During the same week, the pro-abortion group NARAL was even blunter: “We’ll be DAMNED if we’re going to let five MEN—including some frat boy named Brett—strip us of our hard-won bodily autonomy and reproductive rights.”
By mid-September, staffers for Sen. Kamala Harris, D-Calif., had posted some 3,600 ads on Facebook urging voters to sign a petition against Kavanaugh and citing what Harris called his opposition to Roe v. Wade. (Harris serves on the Senate Judiciary Committee that oversaw the confirmation hearing.)
Beyond the tumultuous ordeal of the Kavanaugh-Ford hearing—and the questions it raised in many voters’ minds—the nomination process still made clear from the beginning that abortion loomed large in Supreme Court matters, no matter the judicial nominee.
What does all this mean for November’s elections?

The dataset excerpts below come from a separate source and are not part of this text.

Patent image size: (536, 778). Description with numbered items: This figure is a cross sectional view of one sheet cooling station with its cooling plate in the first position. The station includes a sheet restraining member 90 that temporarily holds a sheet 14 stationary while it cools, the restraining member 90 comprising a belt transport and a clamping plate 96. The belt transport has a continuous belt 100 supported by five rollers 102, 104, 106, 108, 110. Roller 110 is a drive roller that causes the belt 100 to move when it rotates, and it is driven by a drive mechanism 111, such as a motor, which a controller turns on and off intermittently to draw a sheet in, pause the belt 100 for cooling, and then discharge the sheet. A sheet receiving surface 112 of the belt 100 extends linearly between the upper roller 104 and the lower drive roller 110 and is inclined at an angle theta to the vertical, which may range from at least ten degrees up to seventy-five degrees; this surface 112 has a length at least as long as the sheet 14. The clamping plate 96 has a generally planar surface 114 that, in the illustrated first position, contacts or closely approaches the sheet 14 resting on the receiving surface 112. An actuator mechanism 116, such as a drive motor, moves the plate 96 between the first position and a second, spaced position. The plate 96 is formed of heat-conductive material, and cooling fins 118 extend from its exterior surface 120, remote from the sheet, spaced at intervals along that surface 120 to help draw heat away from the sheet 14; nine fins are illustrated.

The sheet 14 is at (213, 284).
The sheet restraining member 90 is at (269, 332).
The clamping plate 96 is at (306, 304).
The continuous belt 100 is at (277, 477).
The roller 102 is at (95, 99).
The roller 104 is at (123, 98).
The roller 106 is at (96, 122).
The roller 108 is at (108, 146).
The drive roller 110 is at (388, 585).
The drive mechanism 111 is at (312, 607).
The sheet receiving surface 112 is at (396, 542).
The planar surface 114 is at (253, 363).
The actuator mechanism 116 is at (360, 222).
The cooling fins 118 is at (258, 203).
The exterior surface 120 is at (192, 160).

Predictions aren’t prophetic, but heading into October, many pollsters thought Republicans still were likely to hold on to a narrow majority in the Senate and Democrats were likely to gain control of the House—though it wasn’t clear by how little or how much. That question could likely hinge on turnout and which party motivates more voters to the polls.
Kyle Kondik of the University of Virginia’s Center for Politics says historically when it comes to turnout, “If you’re the party that’s angry, that’s a good thing.” After a brutal September, it was hard to gauge which party was angrier heading into the midterm elections.
Abortion likely won’t be a top concern for most voters in the fall campaigns, but even as the Supreme Court process underscored Democratic senators’ commitment to a pro-abortion agenda, it also revealed a tricky dynamic for some Democratic House candidates in races where Republican incumbents are vulnerable: How could they project a moderate image—and talk less about abortion—even while holding pro-abortion views that could affect future legislation?
The weeks ahead will tell if that’s possible, even as the weeks past told how divided the political and cultural landscape in America remained—no matter who gets more votes in November.